Sometimes a movie completely surprises you, leads you in a direction you don’t expect. Deerskin was one such film. Georges’ journey is ridiculous, hilarious, demented, shocking. But suddenly, as Denise sees Georges for who he truly is, through the camera, through the jacket, through the veil he’s so clumsily designed, she sees a lonely, dejected man. In this moment, you realize what the movie is truly about, where we’re being led.
Denise encourages Georges to embrace his art, to become one with his character, to embody the protagonist of a movie he doesn’t even know how to make. What does this signal? What has the message become? This film, that could have so easily been about a man whose loneliness drives him further and further into lunacy, or about the woman who unknowingly beckons a psychological breakdown, suddenly finds Georges a supporter, someone who encourages him to finally become something more—become something. Denise’s quiet complicity, her knowing stare as she relaxedly-yet-obstinately pushes Georges to embrace a figure he clearly fears, teeters on the edge of sheer insanity. She’s driven mad by the prospect of creating great art that inspires someone to live a greater life, even in the face of committing murder.

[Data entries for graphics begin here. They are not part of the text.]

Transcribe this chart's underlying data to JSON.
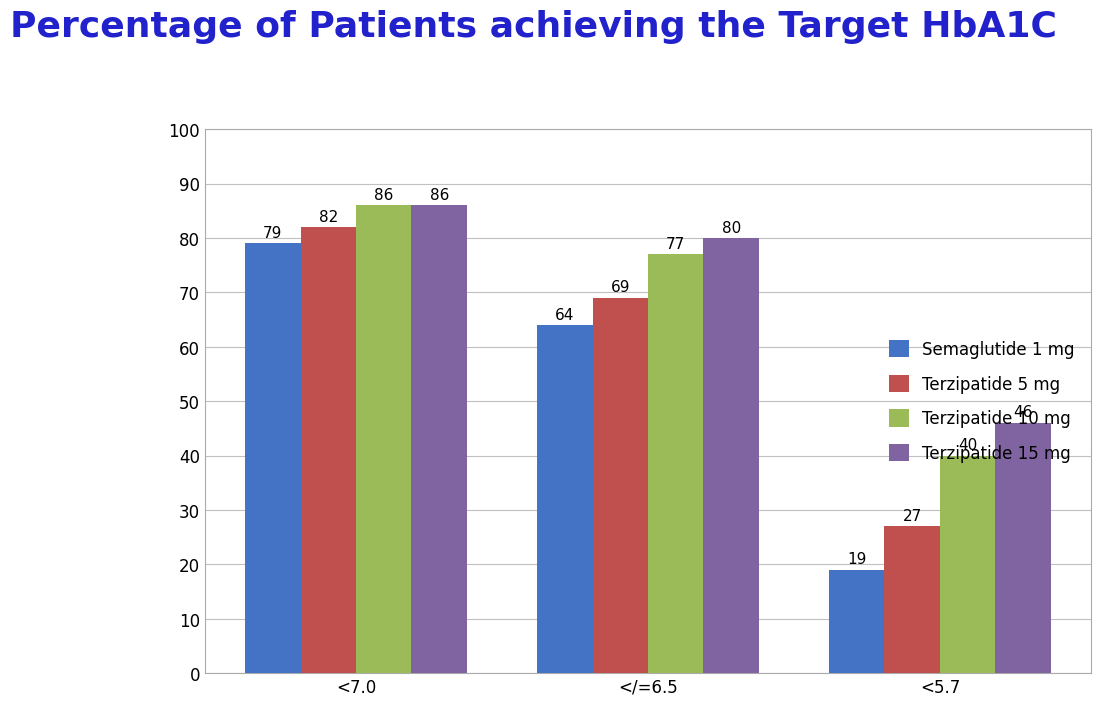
{
  "title": "Percentage of Patients achieving the Target HbA1C",
  "title_color": "#2222CC",
  "title_fontsize": 26,
  "categories": [
    "<7.0",
    "</=6.5",
    "<5.7"
  ],
  "series": {
    "Semaglutide 1 mg": [
      79,
      64,
      19
    ],
    "Terzipatide 5 mg": [
      82,
      69,
      27
    ],
    "Terzipatide 10 mg": [
      86,
      77,
      40
    ],
    "Terzipatide 15 mg": [
      86,
      80,
      46
    ]
  },
  "colors": {
    "Semaglutide 1 mg": "#4472C4",
    "Terzipatide 5 mg": "#C0504D",
    "Terzipatide 10 mg": "#9BBB59",
    "Terzipatide 15 mg": "#8064A2"
  },
  "ylim": [
    0,
    100
  ],
  "yticks": [
    0,
    10,
    20,
    30,
    40,
    50,
    60,
    70,
    80,
    90,
    100
  ],
  "bar_width": 0.19,
  "background_color": "#FFFFFF",
  "plot_bg_color": "#FFFFFF",
  "grid_color": "#C0C0C0",
  "label_fontsize": 11,
  "tick_fontsize": 12,
  "legend_fontsize": 12,
  "box_color": "#AAAAAA"
}
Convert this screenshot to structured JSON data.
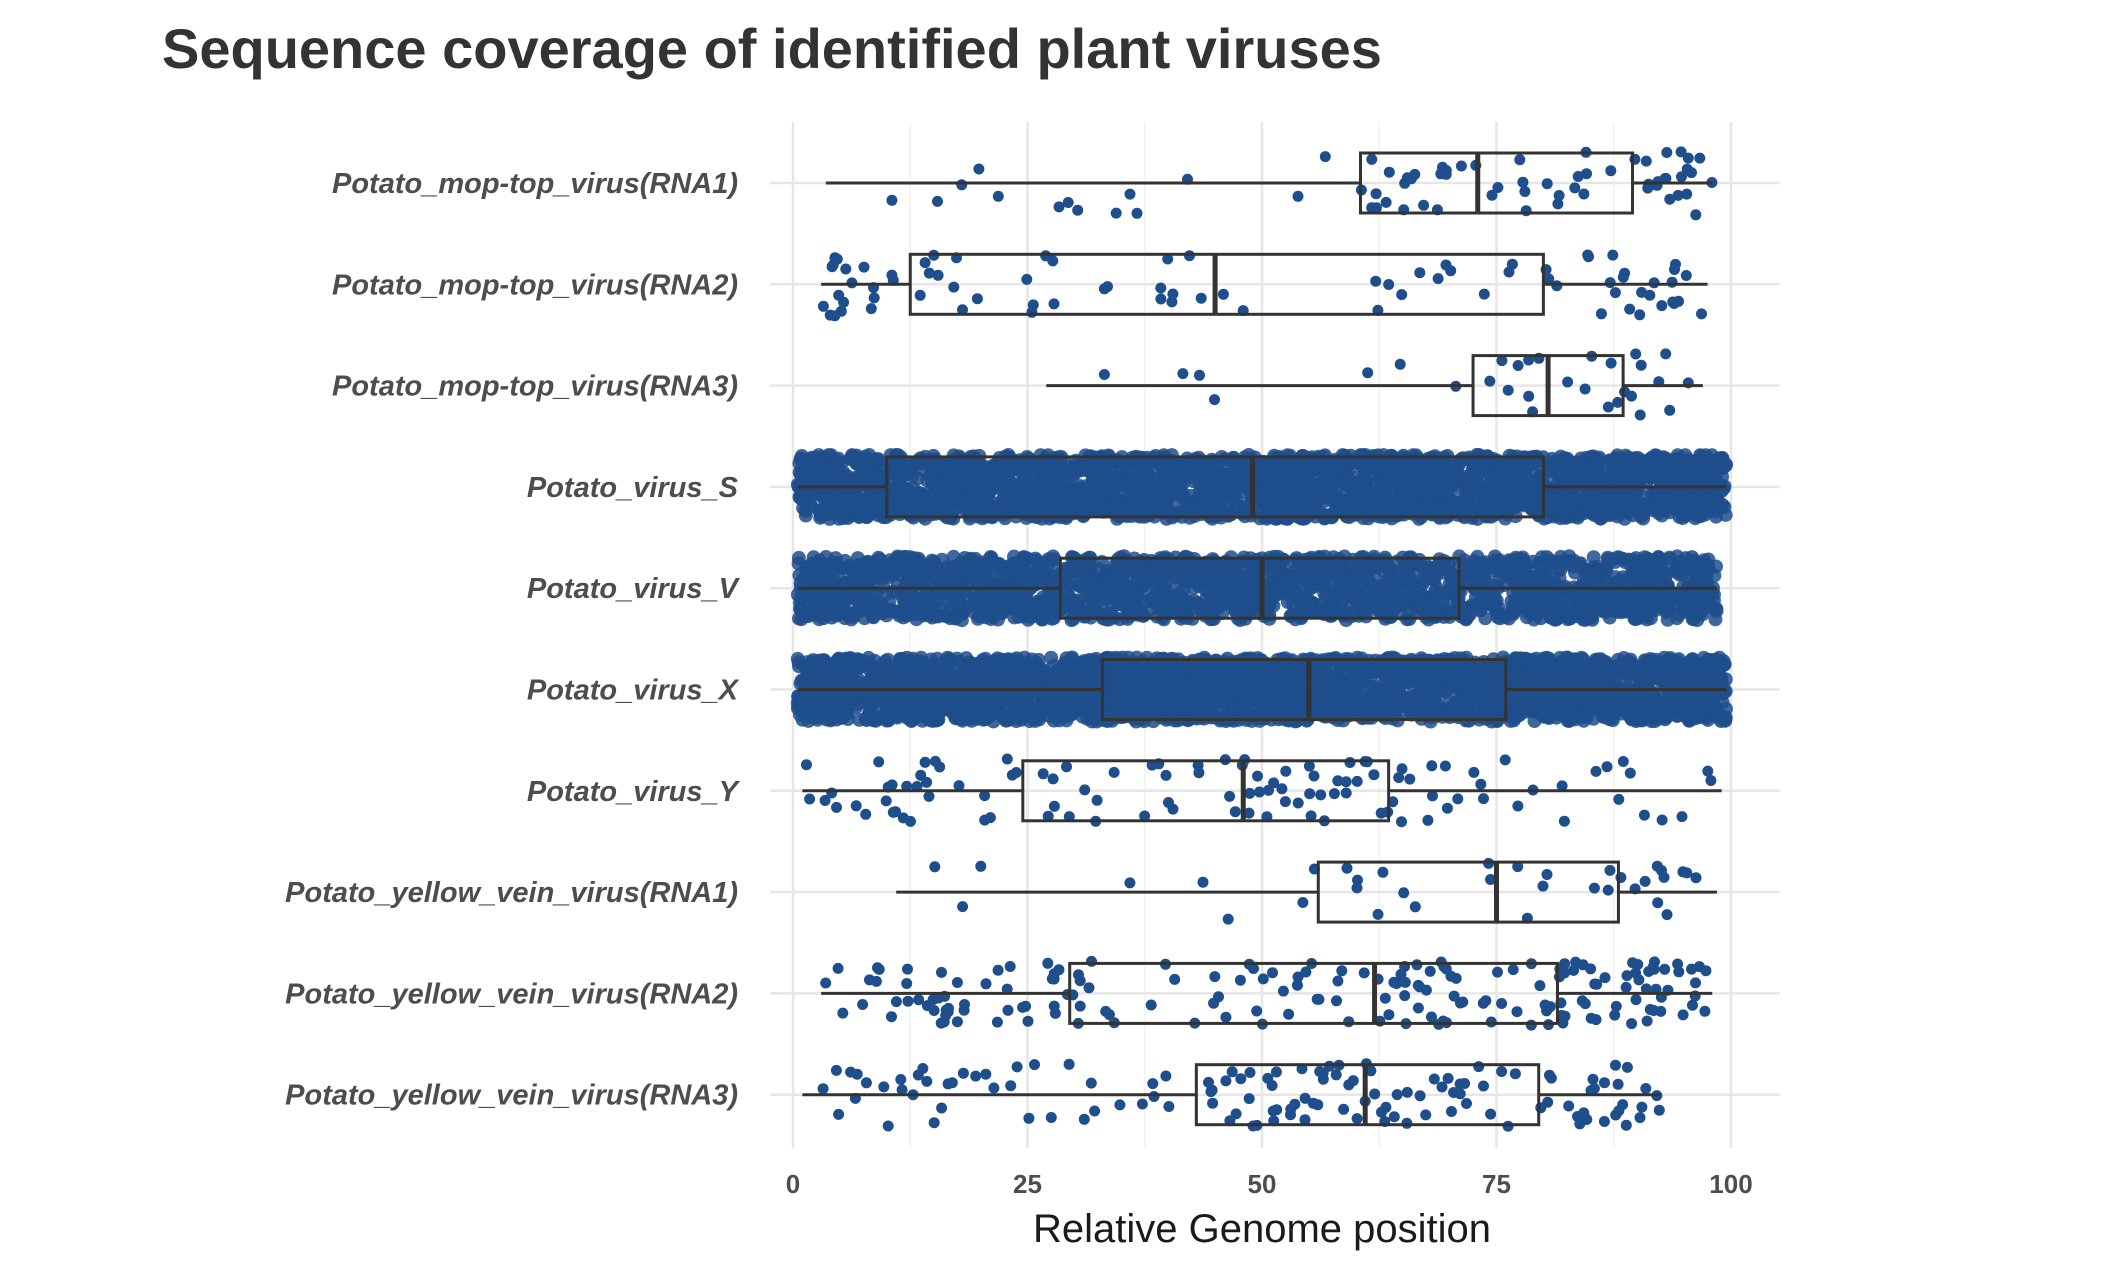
{
  "chart_data": {
    "type": "box",
    "title": "Sequence coverage of identified plant viruses",
    "xlabel": "Relative Genome position",
    "ylabel": "",
    "xlim": [
      0,
      100
    ],
    "xticks": [
      0,
      25,
      50,
      75,
      100
    ],
    "grid": true,
    "point_color": "#1f4e8c",
    "box_color": "#333333",
    "categories": [
      "Potato_mop-top_virus(RNA1)",
      "Potato_mop-top_virus(RNA2)",
      "Potato_mop-top_virus(RNA3)",
      "Potato_virus_S",
      "Potato_virus_V",
      "Potato_virus_X",
      "Potato_virus_Y",
      "Potato_yellow_vein_virus(RNA1)",
      "Potato_yellow_vein_virus(RNA2)",
      "Potato_yellow_vein_virus(RNA3)"
    ],
    "series": [
      {
        "category": "Potato_mop-top_virus(RNA1)",
        "whisker_low": 3.5,
        "q1": 60.5,
        "median": 73,
        "q3": 89.5,
        "whisker_high": 98,
        "n_points": 70
      },
      {
        "category": "Potato_mop-top_virus(RNA2)",
        "whisker_low": 3,
        "q1": 12.5,
        "median": 45,
        "q3": 80,
        "whisker_high": 97.5,
        "n_points": 80
      },
      {
        "category": "Potato_mop-top_virus(RNA3)",
        "whisker_low": 27,
        "q1": 72.5,
        "median": 80.5,
        "q3": 88.5,
        "whisker_high": 97,
        "n_points": 30
      },
      {
        "category": "Potato_virus_S",
        "whisker_low": 0.5,
        "q1": 10,
        "median": 49,
        "q3": 80,
        "whisker_high": 99.5,
        "n_points": 2600
      },
      {
        "category": "Potato_virus_V",
        "whisker_low": 0.5,
        "q1": 28.5,
        "median": 50,
        "q3": 71,
        "whisker_high": 98.5,
        "n_points": 2000
      },
      {
        "category": "Potato_virus_X",
        "whisker_low": 0.5,
        "q1": 33,
        "median": 55,
        "q3": 76,
        "whisker_high": 99.5,
        "n_points": 3000
      },
      {
        "category": "Potato_virus_Y",
        "whisker_low": 1,
        "q1": 24.5,
        "median": 48,
        "q3": 63.5,
        "whisker_high": 99,
        "n_points": 110
      },
      {
        "category": "Potato_yellow_vein_virus(RNA1)",
        "whisker_low": 11,
        "q1": 56,
        "median": 75,
        "q3": 88,
        "whisker_high": 98.5,
        "n_points": 35
      },
      {
        "category": "Potato_yellow_vein_virus(RNA2)",
        "whisker_low": 3,
        "q1": 29.5,
        "median": 62,
        "q3": 81.5,
        "whisker_high": 98,
        "n_points": 180
      },
      {
        "category": "Potato_yellow_vein_virus(RNA3)",
        "whisker_low": 1,
        "q1": 43,
        "median": 61,
        "q3": 79.5,
        "whisker_high": 92.5,
        "n_points": 130
      }
    ]
  }
}
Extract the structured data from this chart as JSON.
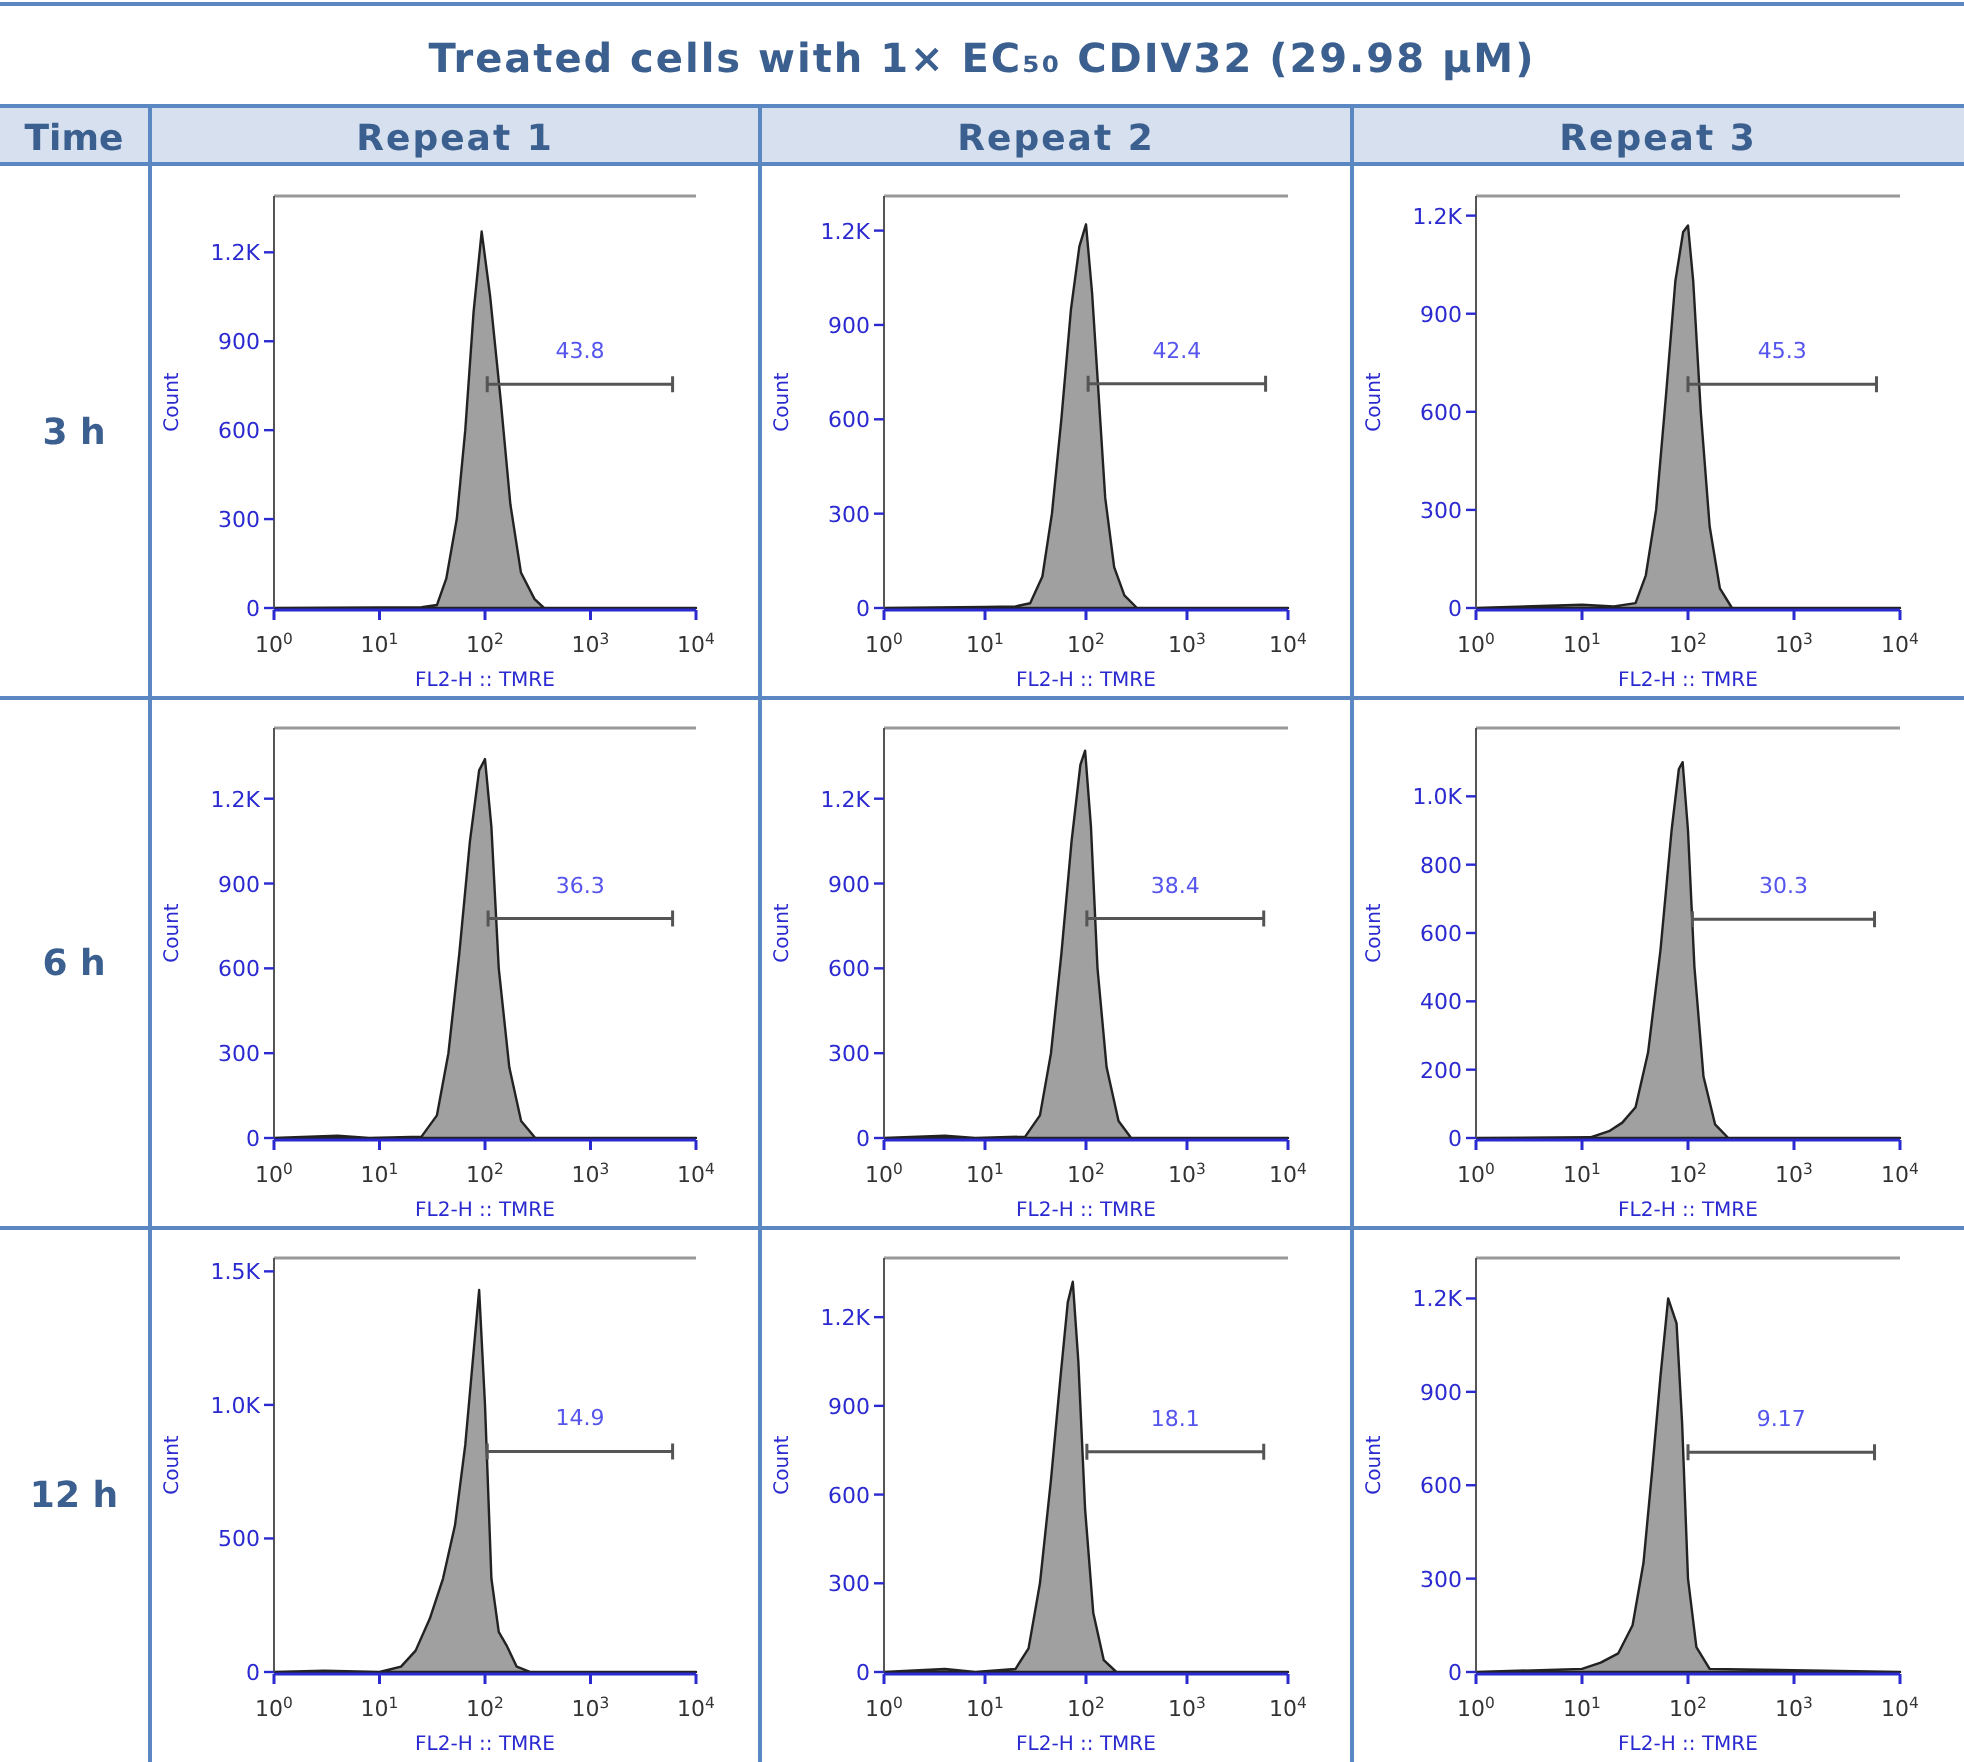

On paper, it’s outrageous and absurd. Yet, this dynamic never feels fake. The movie doesn’t jump through hoops to create a monster. Keeping in step with everything I’ve seen so far from Quentin Dupieux, the story neatly nestles into what it was all along: a truly cinematic tale, meta in its direct engagement with the audience, stripped from the confines of what’s expected. The film has been edited together exactly as is by the filmmaker, by the editor, by the people behind the camera and behind the scenes envisioning their piece of art, with the intention of making a statement about loneliness, about what happens to us when we feel invisible. It is realized, it is penetrating, it is unnervingly insightful. And it is, as it should be, scary as hell.